First-quarter net income jumped 21% to $4.77 billion, or 1.51 cents a share, the firm said Thursday. Excluding accounting adjustments, earnings per share were $1.52, surpassing the $1.39 average estimate of 27 analysts surveyed by Bloomberg.

Chief Executive Michael Corbat is focusing on targets for curbing costs and boosting returns after winning Federal Reserve approval to increase capital payouts to shareholders. In the fourth quarter, he sought to put much of the bank's expenses from probes, severance and office closures in the past by setting aside more than $3.5 billion. Chief Financial Officer John Gerspach has said the move would resolve a "significant portion" of the firm's legal burden.

"We tightly managed our expenses," Corbat, 54, said in a statement. "We are on track to hit our financial targets for the year."

First-quarter expenses dropped 10% to $10.9 billion. Legal and repositioning costs accounted for $403 million of that, down 65% from a year earlier.

The lender is still contending with investigations into money-laundering controls and rigging of interest rate and currency benchmarks. Its main banking subsidiary is under pressure to plead guilty to a felony in the foreign-exchange probe, two people briefed on the matter said earlier this month.

Total revenue excluding accounting adjustments fell 1.9% to $19.8 billion, in line with analysts' estimates.

Revenue from bond and equity trading, overseen by Paco Ybarra, dropped 9.5%, to $4.36 billion. Gerspach had predicted March 2 that it would fall by as much as a "high single-digit" percentage. The New York-based bank incurred more than $150 million in losses on the Swiss franc's surge in January, a person briefed on the matter said at the time.

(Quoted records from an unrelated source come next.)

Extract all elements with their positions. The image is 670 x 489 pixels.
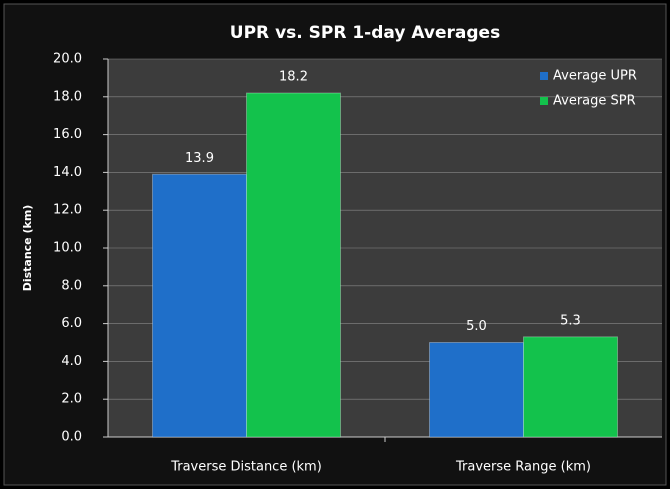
y-tick-label: 20.0 (53, 52, 82, 67)
y-tick-label: 6.0 (61, 316, 82, 331)
value-label: 13.9 (185, 151, 214, 166)
y-tick-label: 14.0 (53, 165, 82, 180)
y-axis-title: Distance (km) (21, 205, 34, 292)
bar (429, 342, 524, 438)
legend-label: Average UPR (553, 69, 637, 84)
bar (152, 173, 247, 438)
y-tick-label: 4.0 (61, 354, 82, 369)
legend-swatch (540, 72, 548, 80)
y-tick-label: 8.0 (61, 278, 82, 293)
y-tick-label: 2.0 (61, 392, 82, 407)
chart-title: UPR vs. SPR 1-day Averages (230, 23, 500, 43)
y-tick-label: 12.0 (53, 203, 82, 218)
legend-label: Average SPR (553, 94, 636, 109)
x-tick-label: Traverse Range (km) (455, 460, 591, 475)
value-label: 5.3 (560, 313, 581, 328)
y-tick-label: 0.0 (61, 430, 82, 445)
legend-swatch (540, 97, 548, 105)
bar (523, 336, 618, 438)
value-label: 5.0 (466, 319, 487, 334)
value-label: 18.2 (279, 70, 308, 85)
y-tick-label: 10.0 (53, 241, 82, 256)
bar (246, 92, 341, 438)
x-tick-label: Traverse Distance (km) (170, 460, 322, 475)
y-tick-label: 16.0 (53, 127, 82, 142)
y-tick-label: 18.0 (53, 89, 82, 104)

Fixed-income, currencies and commodities trading revenue, excluding some accounting adjustments, slumped 11% from a year earlier to $3.48 billion, missing the $3.64 billion estimate of five analysts surveyed by Bloomberg. At JPMorgan Chase & Co., the nation's largest bank, revenue from that business rose 4.5 % to $4.07 billion. At Bank of America Corp., it fell 7 % to $2.75 billion.

Citigroup's revenue from equities trading slipped 1%, to $873 million. That compares with JPMorgan's 22% jump to $1.61 billion, and Bank of America's 0.9% decline to $1.15 billion.

Net income at the institutional clients group rose 1.6 % to an adjusted $2.97 billion on revenue of $9.03 billion. The unit houses the bank's trading, corporate and investment banking, private bank, and transaction-services businesses. Investment banking revenue climbed 14 % to $1.2 billion.

Global consumer banking, led by Manuel Medina-Mora until his June 1 retirement, boosted net income 3.8 % to $1.73 billion.

Corbat picked Stephen Bird, a 17-year Citigroup veteran who most recently led the Asia-Pacific region, to succeed Medina-Mora. Bird will move to New York and seek to follow through on Corbat's plan to simplify and move two dozen markets onto a single technology system that gives a common consumer experience regardless of location.

Citi Holdings, the unwanted assets the bank has tagged for sale, earned $146 million. Assets fell 5.4% to $122 billion by the end of last month from the fourth quarter.

Citigroup's shares have declined 1.7 % this year, compared with a 1.3% decline in the Standard & Poor's 500 Financials Index. The stock rose 3.8% last year.